With harvest quickly approaching, it’s time to make sure your combine is prepped and ready for the field. This article published in fall of 2020 has some good tips for calibrating your yield monitor to ensure high quality yield data. If you are going to harvest test plots or other strip trials with your combine, there are some additional steps you should consider to ensure high quality data from test plots.
Figure 1. Yield sensors damaged by dirt or other debris must be replaced and data collected with damaged sensors should be removed from analysis.
Evaluate the Status of your Yield Monitor Components
Many growers harvested downed crops because of the 2020 derecho. While we recommend inspecting your combine and its yield monitoring components every year, it may especially important this year for many. Debris in fields in 2020 (like metal from buildings, wood, etc.) as well as crops with more dirt due to being downed may have prematurely worn components on your machine and could cause your yield monitor accuracy to be impacted.
Inspecting critical components like the impact plate, clean grain elevator paddles and chain tension as well as the crop moisture sensor to ensure they are in good condition and ready for harvest will help produce high quality yield data. It’s important to remember that any adjustments made to the clean grain elevator chain tension will impact how crop hits the yield monitor impact sensor and is cause to recalibrate the yield monitoring system.
Figure 2. As corn moisture increased, yield monitor accuracy decreased. This is a primary driver for the importance of recalibrating yield monitors.
Calibrate the Yield Monitoring System
Ensuring the combine has a good multi-point calibration is a key first step to ensuring accuracy. Make sure the speed and yield of the crop being harvested in your trial area is similar to at least one point included in your multi-point calibration. This ensures the flow rate the machine will be operating at while harvesting your trial has a similar, scale verified calibration point. It’s also important to do multi-point calibrations with weights from a well-calibrated grain cart or weigh wagon.
Crop moisture is often the biggest culprit of errors in yield monitoring systems. Ensure the multi-point calibration being used was developed with crop of similar moisture. Moisture differences of as little as 2.5% could cause yield measurement errors of up to five percent. For step-by-step information on calibrating your combine’s yield monitor, the Iowa State University’s Digital Ag team provides an online interactive monitor guide.
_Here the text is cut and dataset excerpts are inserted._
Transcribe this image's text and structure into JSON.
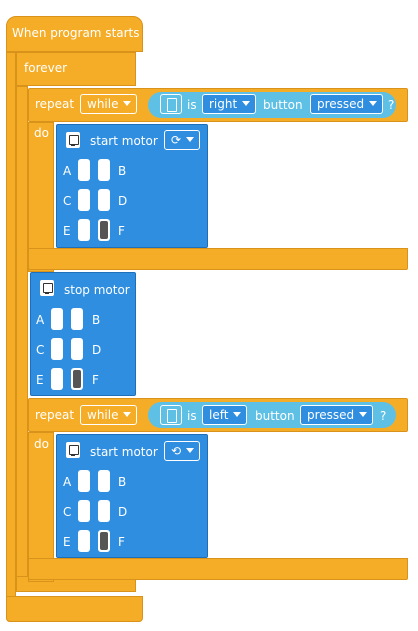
{
  "hat": {
    "label": "When program starts"
  },
  "forever": {
    "label": "forever"
  },
  "loop1": {
    "repeat_label": "repeat",
    "mode": "while",
    "is_label": "is",
    "side": "right",
    "button_label": "button",
    "state": "pressed",
    "q": "?",
    "do_label": "do",
    "motor": {
      "label": "start motor",
      "direction_glyph": "⟳",
      "ports": [
        "A",
        "B",
        "C",
        "D",
        "E",
        "F"
      ]
    }
  },
  "stop": {
    "label": "stop motor",
    "ports": [
      "A",
      "B",
      "C",
      "D",
      "E",
      "F"
    ]
  },
  "loop2": {
    "repeat_label": "repeat",
    "mode": "while",
    "is_label": "is",
    "side": "left",
    "button_label": "button",
    "state": "pressed",
    "q": "?",
    "do_label": "do",
    "motor": {
      "label": "start motor",
      "direction_glyph": "⟲",
      "ports": [
        "A",
        "B",
        "C",
        "D",
        "E",
        "F"
      ]
    }
  }
}
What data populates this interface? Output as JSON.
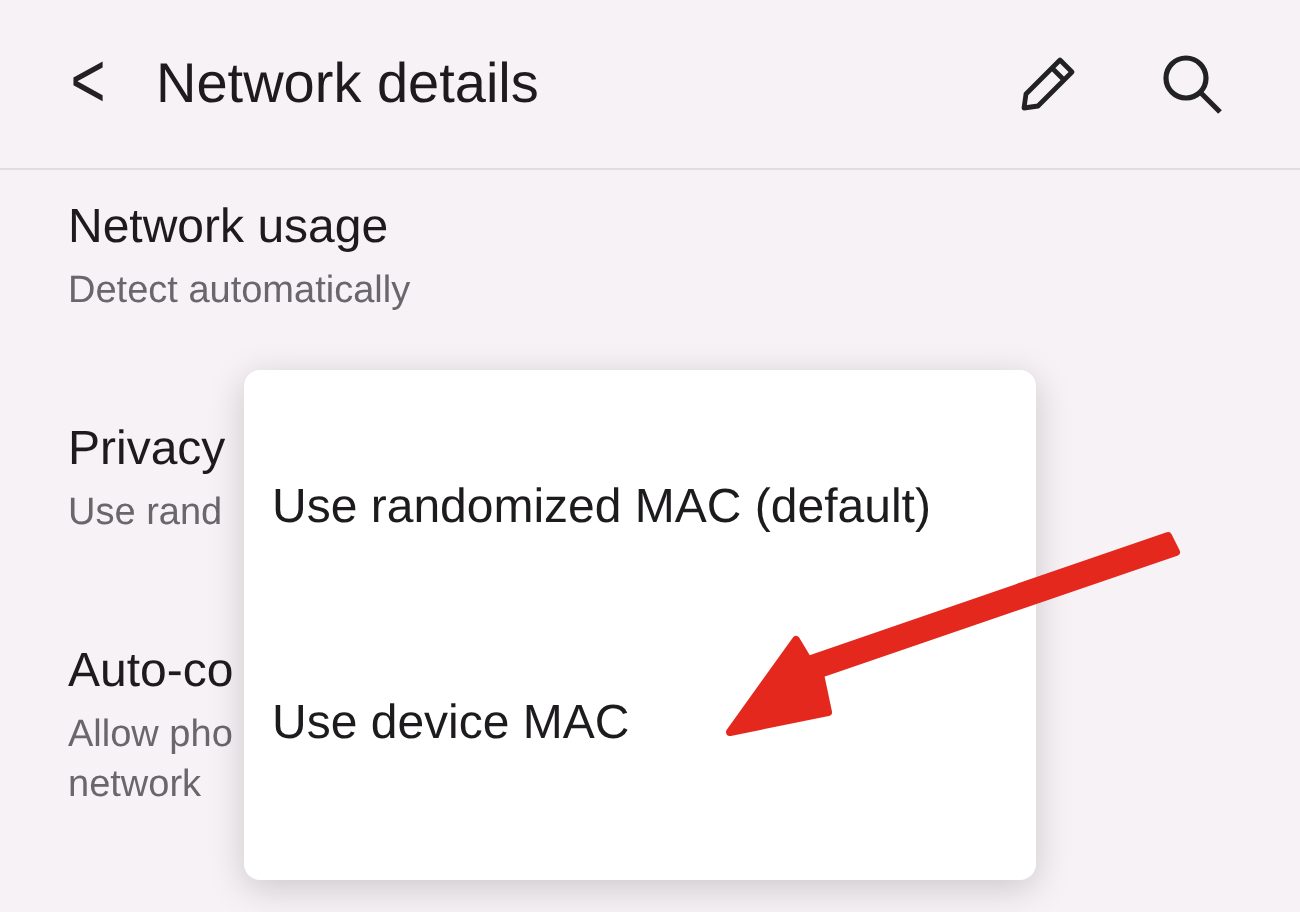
{
  "header": {
    "back_icon": "<",
    "title": "Network details"
  },
  "settings": [
    {
      "title": "Network usage",
      "subtitle_lines": [
        "Detect automatically"
      ]
    },
    {
      "title": "Privacy",
      "subtitle_lines": [
        "Use rand"
      ]
    },
    {
      "title": "Auto-co",
      "subtitle_lines": [
        "Allow pho",
        "network"
      ]
    }
  ],
  "menu": {
    "options": [
      {
        "label": "Use randomized MAC (default)"
      },
      {
        "label": "Use device MAC"
      }
    ]
  }
}
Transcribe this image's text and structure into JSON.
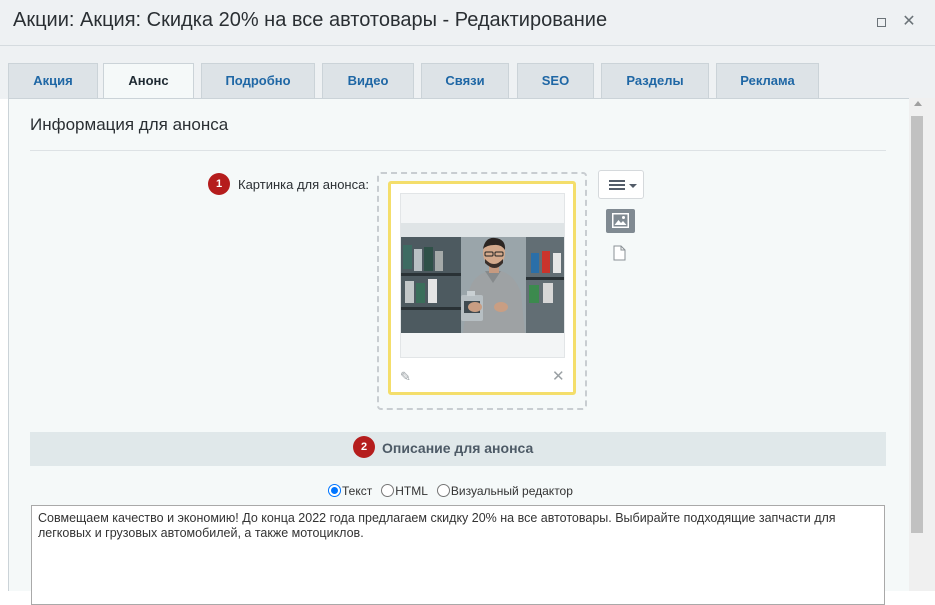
{
  "window": {
    "title": "Акции: Акция: Скидка 20% на все автотовары - Редактирование"
  },
  "tabs": [
    {
      "label": "Акция",
      "active": false
    },
    {
      "label": "Анонс",
      "active": true
    },
    {
      "label": "Подробно",
      "active": false
    },
    {
      "label": "Видео",
      "active": false
    },
    {
      "label": "Связи",
      "active": false
    },
    {
      "label": "SEO",
      "active": false
    },
    {
      "label": "Разделы",
      "active": false
    },
    {
      "label": "Реклама",
      "active": false
    }
  ],
  "section": {
    "title": "Информация для анонса"
  },
  "preview_image": {
    "badge": "1",
    "label": "Картинка для анонса:"
  },
  "description": {
    "badge": "2",
    "title": "Описание для анонса",
    "modes": [
      {
        "label": "Текст",
        "selected": true
      },
      {
        "label": "HTML",
        "selected": false
      },
      {
        "label": "Визуальный редактор",
        "selected": false
      }
    ],
    "text": "Совмещаем качество и экономию! До конца 2022 года предлагаем скидку 20% на все автотовары. Выбирайте подходящие запчасти для легковых и грузовых автомобилей, а также мотоциклов."
  },
  "colors": {
    "badge": "#b51d1d",
    "tab_link": "#1f67a5",
    "card_border": "#f4de6b"
  }
}
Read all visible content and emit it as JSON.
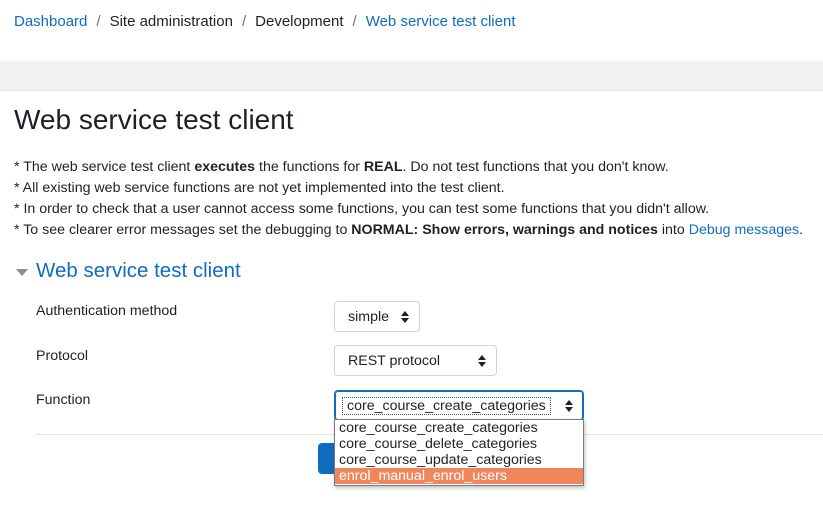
{
  "breadcrumb": {
    "items": [
      "Dashboard",
      "Site administration",
      "Development",
      "Web service test client"
    ],
    "separator": "/"
  },
  "page": {
    "title": "Web service test client"
  },
  "notes": {
    "line1": {
      "a": "* The web service test client ",
      "b": "executes",
      "c": " the functions for ",
      "d": "REAL",
      "e": ". Do not test functions that you don't know."
    },
    "line2": "* All existing web service functions are not yet implemented into the test client.",
    "line3": "* In order to check that a user cannot access some functions, you can test some functions that you didn't allow.",
    "line4": {
      "a": "* To see clearer error messages set the debugging to ",
      "b": "NORMAL: Show errors, warnings and notices",
      "c": " into ",
      "link": "Debug messages",
      "d": "."
    }
  },
  "form": {
    "legend": "Web service test client",
    "auth": {
      "label": "Authentication method",
      "value": "simple"
    },
    "protocol": {
      "label": "Protocol",
      "value": "REST protocol"
    },
    "function": {
      "label": "Function",
      "value": "core_course_create_categories",
      "options": [
        "core_course_create_categories",
        "core_course_delete_categories",
        "core_course_update_categories",
        "enrol_manual_enrol_users"
      ],
      "highlighted": "enrol_manual_enrol_users"
    }
  },
  "colors": {
    "link": "#0f6cbf",
    "highlight": "#f0875c",
    "band": "#f2f2f2"
  }
}
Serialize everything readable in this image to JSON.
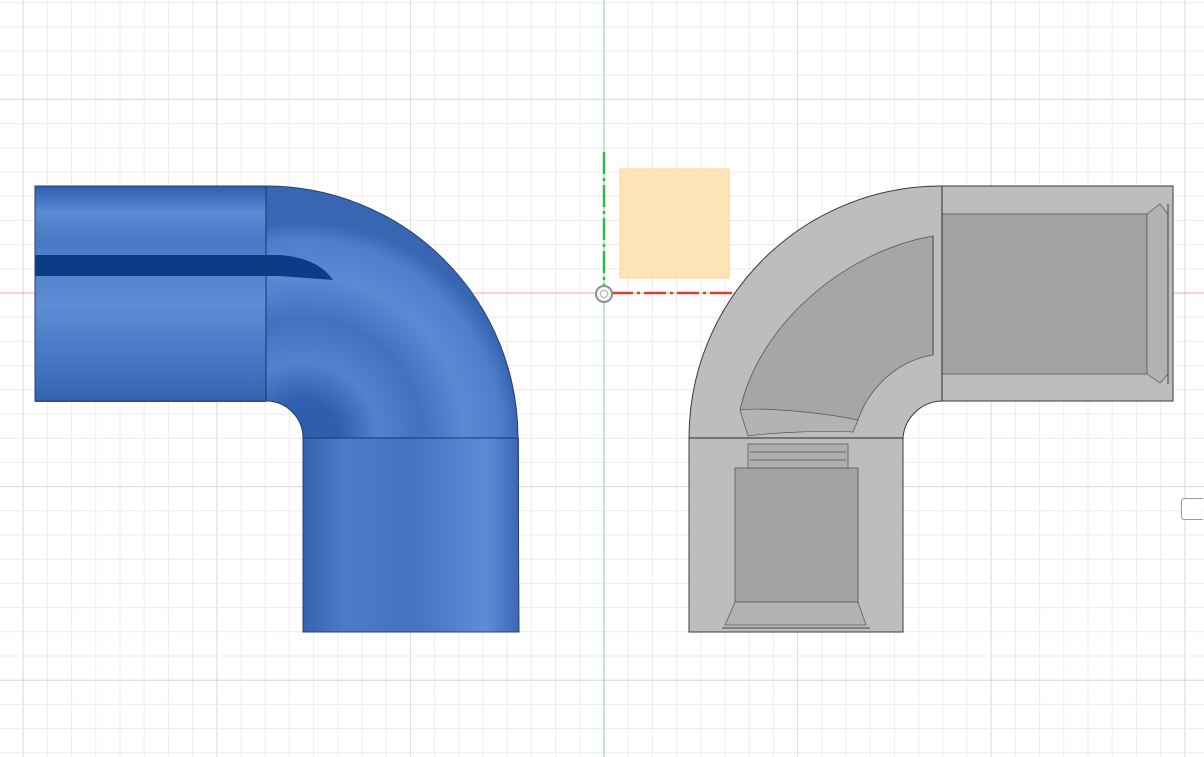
{
  "app": {
    "view": "sketch-grid-viewport"
  },
  "colors": {
    "background": "#ffffff",
    "grid_minor": "#ececec",
    "grid_major": "#d8d8d8",
    "axis_x": "#e23b2b",
    "axis_y": "#2fb94a",
    "axis_y_line": "#9ad9a4",
    "pipe_blue": "#3f6fbe",
    "pipe_blue_highlight": "#6b98db",
    "pipe_blue_dark": "#123f8a",
    "fitting_outer": "#bdbdbd",
    "fitting_inner": "#a3a3a3",
    "edge": "#2a2a2a",
    "origin_plane": "#fde2b3"
  },
  "objects": [
    {
      "name": "blue-pipe-elbow",
      "kind": "solid-body"
    },
    {
      "name": "section-view-fitting",
      "kind": "section-body"
    },
    {
      "name": "origin-plane",
      "kind": "construction-plane"
    },
    {
      "name": "origin-point",
      "kind": "construction-point"
    }
  ],
  "icons": [
    "origin-point-icon",
    "view-cube-handle-icon"
  ]
}
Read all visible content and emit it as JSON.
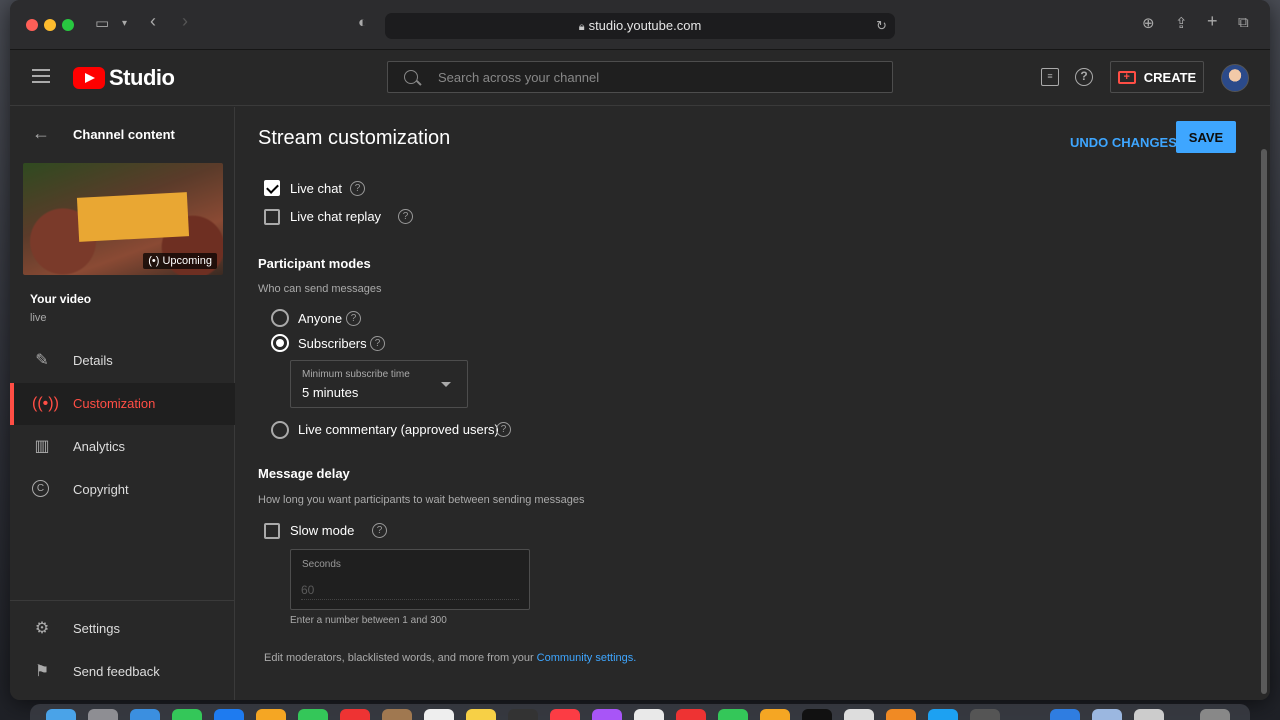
{
  "browser": {
    "url": "studio.youtube.com"
  },
  "header": {
    "logo_text": "Studio",
    "search_placeholder": "Search across your channel",
    "create_label": "CREATE"
  },
  "sidebar": {
    "back_label": "Channel content",
    "thumbnail_badge": "Upcoming",
    "video_title": "Your video",
    "video_subtitle": "live",
    "items": [
      {
        "label": "Details",
        "icon": "pencil-icon"
      },
      {
        "label": "Customization",
        "icon": "broadcast-icon",
        "active": true
      },
      {
        "label": "Analytics",
        "icon": "analytics-icon"
      },
      {
        "label": "Copyright",
        "icon": "copyright-icon"
      }
    ],
    "bottom_items": [
      {
        "label": "Settings",
        "icon": "gear-icon"
      },
      {
        "label": "Send feedback",
        "icon": "feedback-icon"
      }
    ]
  },
  "main": {
    "title": "Stream customization",
    "undo_label": "UNDO CHANGES",
    "save_label": "SAVE",
    "live_chat": {
      "label": "Live chat",
      "checked": true
    },
    "live_chat_replay": {
      "label": "Live chat replay",
      "checked": false
    },
    "participant_modes": {
      "title": "Participant modes",
      "description": "Who can send messages",
      "options": [
        {
          "label": "Anyone",
          "selected": false
        },
        {
          "label": "Subscribers",
          "selected": true
        },
        {
          "label": "Live commentary (approved users)",
          "selected": false
        }
      ],
      "min_subscribe_label": "Minimum subscribe time",
      "min_subscribe_value": "5 minutes"
    },
    "message_delay": {
      "title": "Message delay",
      "description": "How long you want participants to wait between sending messages",
      "slow_mode_label": "Slow mode",
      "slow_mode_checked": false,
      "seconds_label": "Seconds",
      "seconds_placeholder": "60",
      "hint": "Enter a number between 1 and 300"
    },
    "footer_text": "Edit moderators, blacklisted words, and more from your ",
    "footer_link": "Community settings."
  },
  "colors": {
    "accent": "#3ea6ff",
    "active": "#ff4e45",
    "brand": "#ff0000"
  }
}
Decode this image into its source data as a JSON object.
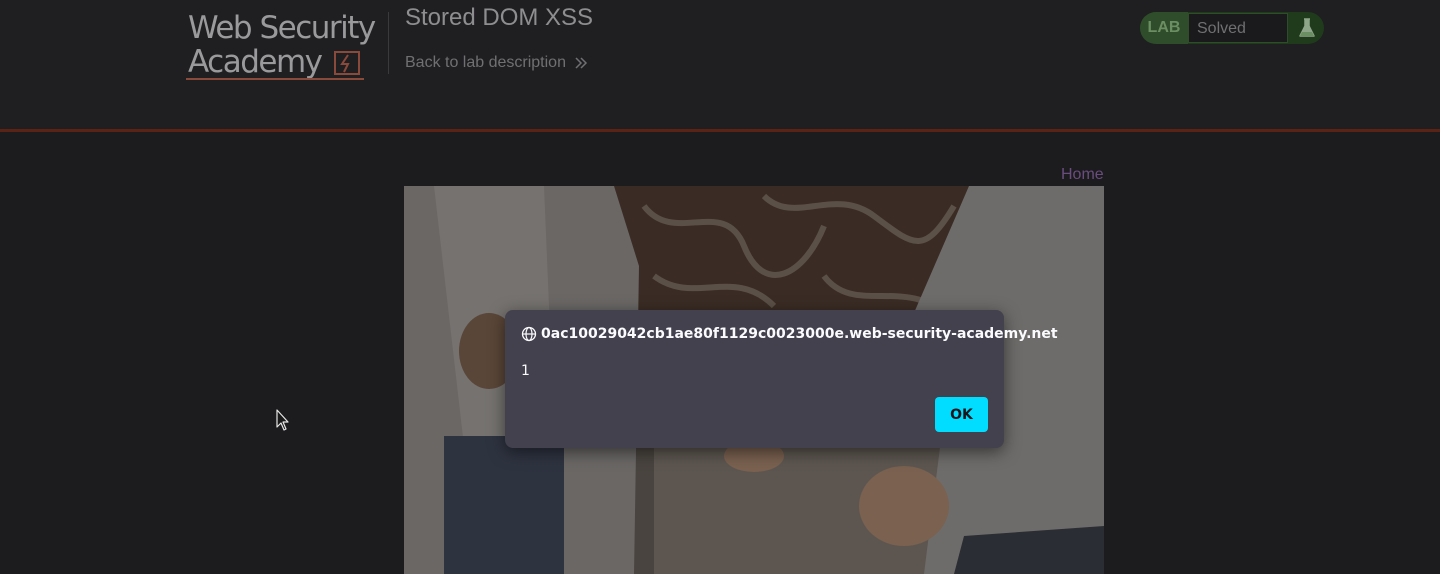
{
  "header": {
    "logo": {
      "line1": "Web Security",
      "line2": "Academy"
    },
    "lab_title": "Stored DOM XSS",
    "back_link_label": "Back to lab description",
    "status": {
      "badge": "LAB",
      "value": "Solved",
      "icon": "flask-icon"
    }
  },
  "nav": {
    "home_label": "Home"
  },
  "dialog": {
    "origin": "0ac10029042cb1ae80f1129c0023000e.web-security-academy.net",
    "message": "1",
    "ok_label": "OK"
  },
  "colors": {
    "background": "#1c1b1e",
    "dialog_bg": "#42414d",
    "ok_button": "#00ddff",
    "solved_green": "#2f4d2a",
    "header_border": "#5a2315"
  }
}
Understand the crop flow delays within your machine
If harvesting continually through a strip trial or check block in a field, it’s important to understand delays in crop flow that are inherent with combine harvesters. On average, it takes about 13 seconds for grain to get from the combine head to the mass flow sensor. This delay depends on a variety of factors, such as header width, ground speed and the type of crop being harvested. Most commercial yield monitors attempt to correct for some of this delay in the display. By verifying that your GPS offsets and other machine parameters are properly set up, you can ensure the display will correct for this to the best of its ability. Failure to properly set up your display could result in the test block or strip trial not lining up correctly with other data sets, making analysis difficult.
Figure 3. As the combine continues to travel through the field, large amounts of grain are averaged to create a single data point. This increases with harvest speed. With a 40-foot corn head traveling at 2.5 miles per hour, grain from about 19 feet of forward travel distance is being merged to create a single data point. As speed increases to 4.5 miles per hour, the distance increases to 34 feet of travel.
It’s important to also understand that crop from the outside of the head takes longer to reach the feeder house than rows near the center of the head. This results in crop being merged along the forward travel distance of the combine. This distance changes based on header width and travel speed, shown in Figure 3. Consider this when harvesting field trials and plots. If continually harvesting through multiple plots, it will take a significant distance for all the grain from the first plot to pass by the yield sensor before you are completely measuring only grain from the second plot. When harvesting field trials, it’s recommended that a plot length be no less than 100 feet to account for this delay and collect the most accurate data. For more information on how this can affect yield data, see our spring article on setting up field trials.
Be wary of data from crop damaged fields
If harvesting crops from a field with wind or other damage that impacts your harvesting speed, caution must be taken when analyzing data. If your combine is speeding up and slowing down as it travels through a field, or for different crop varieties that have differing levels of damage, the associated yield data could be biased if machine flow rates are outside the flow rates you calibrated for. Additionally, if fields have extreme damage, any trial data from that field may not be accurate or representative of a typical year. You will have to decide whether to include it in any trial analysis, as well as whether to include the field as a whole in your continuing multi-year yield analysis.
The information discussed above is in regards to harvesting continuously through field trails or plots. The best way to get absolute data from test strips is to harvest all the grain from the test pass and weigh it in a calibrated grain cart or weigh wagon. Accurate yield data can be highly valuable for improving crop management and input decisions on your operation, but it needs to be a year-long practice to reap the full benefits. As new technology and automation tools continue to develop and become more hands-off for operators, it’s important to continue paying close attention to your data collection systems to quickly address any issues and ensure useful and insightful analytics. Ask for help as needed from local extension professionals or others in ag retail who can help you prepare in a way that results in high quality data.